Aqui vale mais um parágrafo. Sim, você leu direito: nossa entrevistada também é cabeleireira profissonal. Tem até um flickr com o antes e o depois de seus clientes e passou parte da entrevista tentando me convencer a mudar (de novo) meu visual. A história dos cabelos começou lá por 99 na faculdade, porque não gostava de como ficava o corte quando saía do salão e acertava sozinha em casa com tesoura de cozinha mesmo. Com essa arma infalível foi que se aventurou por cabelos de namorados e amigos. Ano passado teve uma festinha (o dia de beautè) na casa da Lucia e do Tosca (uns dos melhores amigos da época de faculdade) e cortou cabelos lá no esquema "paga quanto vale", cuja renda foi revertida pra viagem dos amigos. Todo mundo gostou e começou a perguntar quando e onde seria o próximo. Uma amiga (a Carol) que apresentou a Larissa (dona do salão) e começou a cortar. Hoje faz um curso profissional, mas ja é formada "pela vida".
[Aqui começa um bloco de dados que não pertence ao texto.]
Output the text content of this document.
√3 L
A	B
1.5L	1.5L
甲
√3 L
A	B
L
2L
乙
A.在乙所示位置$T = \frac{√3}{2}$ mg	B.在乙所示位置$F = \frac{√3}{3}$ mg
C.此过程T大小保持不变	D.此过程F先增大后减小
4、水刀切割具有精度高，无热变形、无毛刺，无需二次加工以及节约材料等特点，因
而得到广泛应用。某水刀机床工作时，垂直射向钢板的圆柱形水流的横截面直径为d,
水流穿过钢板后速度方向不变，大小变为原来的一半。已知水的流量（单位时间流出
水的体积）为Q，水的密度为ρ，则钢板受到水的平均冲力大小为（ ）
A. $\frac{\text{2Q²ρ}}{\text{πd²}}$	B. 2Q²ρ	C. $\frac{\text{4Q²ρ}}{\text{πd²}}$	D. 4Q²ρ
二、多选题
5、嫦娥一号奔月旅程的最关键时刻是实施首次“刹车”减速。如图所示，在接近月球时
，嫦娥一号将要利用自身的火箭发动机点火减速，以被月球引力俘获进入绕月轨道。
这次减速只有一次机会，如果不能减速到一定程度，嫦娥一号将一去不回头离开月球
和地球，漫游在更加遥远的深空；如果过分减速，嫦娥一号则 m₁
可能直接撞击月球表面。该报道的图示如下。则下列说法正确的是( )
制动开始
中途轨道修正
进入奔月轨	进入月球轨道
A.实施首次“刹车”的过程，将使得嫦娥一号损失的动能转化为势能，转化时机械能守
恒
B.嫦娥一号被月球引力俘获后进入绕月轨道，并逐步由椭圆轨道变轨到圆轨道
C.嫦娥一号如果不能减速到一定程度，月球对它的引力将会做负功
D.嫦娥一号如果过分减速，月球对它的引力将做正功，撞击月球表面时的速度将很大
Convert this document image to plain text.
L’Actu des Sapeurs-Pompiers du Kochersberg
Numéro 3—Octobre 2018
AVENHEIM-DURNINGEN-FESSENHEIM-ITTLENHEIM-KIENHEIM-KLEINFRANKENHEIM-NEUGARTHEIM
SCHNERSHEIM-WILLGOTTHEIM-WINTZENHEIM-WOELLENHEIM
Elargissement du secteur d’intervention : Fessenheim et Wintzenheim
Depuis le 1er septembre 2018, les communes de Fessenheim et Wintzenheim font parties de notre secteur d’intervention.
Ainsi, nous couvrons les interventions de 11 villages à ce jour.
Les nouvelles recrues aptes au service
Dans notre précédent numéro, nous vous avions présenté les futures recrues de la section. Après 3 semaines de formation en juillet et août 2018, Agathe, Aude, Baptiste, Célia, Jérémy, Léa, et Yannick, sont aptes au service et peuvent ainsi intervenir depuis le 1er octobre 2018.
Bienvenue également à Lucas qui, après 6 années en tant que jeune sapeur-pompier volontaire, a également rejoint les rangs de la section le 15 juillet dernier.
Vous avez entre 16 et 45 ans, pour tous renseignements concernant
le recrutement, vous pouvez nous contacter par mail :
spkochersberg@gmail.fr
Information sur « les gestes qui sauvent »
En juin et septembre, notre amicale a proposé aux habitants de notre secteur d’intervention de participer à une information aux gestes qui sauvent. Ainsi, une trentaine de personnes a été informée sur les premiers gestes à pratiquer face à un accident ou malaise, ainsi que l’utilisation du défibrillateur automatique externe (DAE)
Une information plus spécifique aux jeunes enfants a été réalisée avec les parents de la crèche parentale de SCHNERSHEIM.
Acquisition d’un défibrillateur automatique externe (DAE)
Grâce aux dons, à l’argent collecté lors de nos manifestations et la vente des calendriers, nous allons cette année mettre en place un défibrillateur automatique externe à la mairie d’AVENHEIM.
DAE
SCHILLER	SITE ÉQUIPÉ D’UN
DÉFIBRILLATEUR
Sossego? Domingão, no colo do namorado, com quem está ha cerca de nove meses. "No primeiro 'hair day' eu cortei o cabelo do gato, que até então era só amigo. Errei tudo. Ficou torto, foi a primeira vez que usei uma máquina de cortar cabelo. Mas no dia seguinte a gente já se beijou". Sim, existe romantismo no coraçãozinho agitado de Camis Fank, e muito. Adora crianças, mas não pensa em filhos por agora, e passa horas da semana ao lado da Alice (filhinha da Lucia e do Tosca, hoje com 2 meses e meio), sua grande paixão (ao lado do gato, claro.).

Fico intrigada e volto à questão dos cabelos (talvez por buscar uma resposta para minhas próprias constantes mudanças de visual). E por que mudar toda hora de cabelo? "Eu adoro mudar meu cabelo, porque cabelo cresce, é diferente de uma tatuagem. Então, quando eu enjoo de me olhar no espelho, mudo o cabelo". Mas tem a ver com uma mudança interna? "Sim, normalmente é quando entro em uma nova fasse da vida. Mas quando descolori o cabelo este ano foi super para dar uma chacoalhada". Ou seja, existem os dois processos. O cabelo que combina com a nova fase (se está vivendo) e o cabelo que pede uma nova fase. Certo? "Exato. Logo que descolori, eu mesma me olhava no espelho e não me reconhecia. mas não demorou muito para eu me'redescobrir' dentro daquele look. E adorei ficar blonde. Só que logo enjoei. gosto de cores fortes, por isso ja tive todos os tons de vermelho".

Forte mesmo é a personalidade de Camila. Por trás dos serenos olhos azuis (verdes, dependendo do dia) ela diz que herdou da mãe "a faca na bota" (diz que não leva desaforo pra casa). Mas pelo pouco que conheci desta pessoa alegre e com sede do novo. existe um longo caminho a percorrer antes de tirá-la do sério.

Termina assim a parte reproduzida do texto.